Oscillating rod, 18... Needle swing pulse motor, 19...
Arm, 20... Potentiometer, 21... Arm, 22... Potentiometer spring, 25... Central processing unit CPU, 26... Read/write memory
RAM, 27...Read-only memory ROM, 2
8... Input/output device I/O, 29... Feed adjustment motor, 30... Cloth to be sewn.

Claims (1)

[Scope of utility model registration request] In order to oversew both sides of the buttonhole from the same direction, sew across the sides of the buttonhole just before oversewing, and when the preset length has been sewn, the buttonhole presser foot will In the buttonhole sewing machine, the detection lever is activated, the switch closes, and the buttonhole sewing machine moves on to the next buttonhole sewing operation.
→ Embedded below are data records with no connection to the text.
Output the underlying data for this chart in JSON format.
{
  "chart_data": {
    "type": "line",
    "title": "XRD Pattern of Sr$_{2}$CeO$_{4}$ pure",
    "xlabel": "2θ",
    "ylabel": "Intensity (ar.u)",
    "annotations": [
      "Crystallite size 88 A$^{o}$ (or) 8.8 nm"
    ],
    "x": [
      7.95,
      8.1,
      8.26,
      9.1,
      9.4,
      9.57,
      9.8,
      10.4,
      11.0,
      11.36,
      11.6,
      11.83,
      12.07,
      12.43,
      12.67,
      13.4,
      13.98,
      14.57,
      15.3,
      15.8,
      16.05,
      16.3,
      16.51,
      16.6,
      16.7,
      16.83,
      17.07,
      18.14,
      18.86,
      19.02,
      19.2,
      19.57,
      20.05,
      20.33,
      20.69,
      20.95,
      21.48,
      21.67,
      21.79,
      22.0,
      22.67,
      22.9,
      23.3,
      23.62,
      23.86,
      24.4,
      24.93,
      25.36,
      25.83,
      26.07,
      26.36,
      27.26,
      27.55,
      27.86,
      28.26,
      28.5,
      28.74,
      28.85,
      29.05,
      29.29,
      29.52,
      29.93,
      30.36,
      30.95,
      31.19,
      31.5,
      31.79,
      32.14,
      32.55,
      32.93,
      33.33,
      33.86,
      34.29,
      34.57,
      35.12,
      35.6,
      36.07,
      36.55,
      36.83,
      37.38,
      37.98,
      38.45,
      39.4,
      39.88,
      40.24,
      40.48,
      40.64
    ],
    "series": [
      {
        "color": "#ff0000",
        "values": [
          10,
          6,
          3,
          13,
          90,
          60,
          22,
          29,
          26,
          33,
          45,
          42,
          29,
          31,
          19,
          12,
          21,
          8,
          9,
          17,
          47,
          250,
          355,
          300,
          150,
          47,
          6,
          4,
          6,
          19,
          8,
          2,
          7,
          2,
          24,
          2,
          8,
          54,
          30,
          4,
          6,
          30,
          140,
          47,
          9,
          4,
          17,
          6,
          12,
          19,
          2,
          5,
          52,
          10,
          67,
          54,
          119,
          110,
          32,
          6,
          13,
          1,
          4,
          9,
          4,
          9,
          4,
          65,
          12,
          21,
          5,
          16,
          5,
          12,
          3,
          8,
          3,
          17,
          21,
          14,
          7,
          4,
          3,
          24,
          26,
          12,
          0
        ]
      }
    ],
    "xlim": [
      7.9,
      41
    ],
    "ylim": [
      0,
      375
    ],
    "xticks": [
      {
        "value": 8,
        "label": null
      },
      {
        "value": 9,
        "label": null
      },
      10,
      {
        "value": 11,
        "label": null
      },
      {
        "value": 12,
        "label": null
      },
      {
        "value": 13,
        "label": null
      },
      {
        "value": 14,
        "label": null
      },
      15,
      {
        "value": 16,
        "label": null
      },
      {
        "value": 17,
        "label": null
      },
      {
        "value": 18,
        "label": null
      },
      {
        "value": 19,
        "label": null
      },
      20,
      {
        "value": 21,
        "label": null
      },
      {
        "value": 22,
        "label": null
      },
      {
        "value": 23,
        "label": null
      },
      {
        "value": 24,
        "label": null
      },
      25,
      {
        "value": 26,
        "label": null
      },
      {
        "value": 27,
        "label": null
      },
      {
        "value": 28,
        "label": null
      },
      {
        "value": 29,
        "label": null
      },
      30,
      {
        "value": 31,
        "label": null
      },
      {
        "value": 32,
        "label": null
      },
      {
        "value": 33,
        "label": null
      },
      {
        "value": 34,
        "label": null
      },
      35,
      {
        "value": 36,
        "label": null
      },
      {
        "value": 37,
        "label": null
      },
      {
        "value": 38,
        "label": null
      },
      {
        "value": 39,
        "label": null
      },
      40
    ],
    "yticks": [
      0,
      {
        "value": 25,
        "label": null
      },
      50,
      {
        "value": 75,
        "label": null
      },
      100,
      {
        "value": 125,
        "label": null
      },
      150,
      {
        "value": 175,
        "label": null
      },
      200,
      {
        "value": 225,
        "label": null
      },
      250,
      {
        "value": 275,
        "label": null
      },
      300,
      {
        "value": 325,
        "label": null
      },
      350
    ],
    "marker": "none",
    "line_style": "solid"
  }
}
It is detected by a potentiometer installed on the support of the buttonhole presser, and the buttonhole presser adjusts the buttonhole presser according to the thickness of the fabric so that when the fabric is thin, the feed pitch of the jump stitch is made larger than when the fabric is thick. A buttonhole sewing feed pitch control device characterized by changing the cloth feed pitch.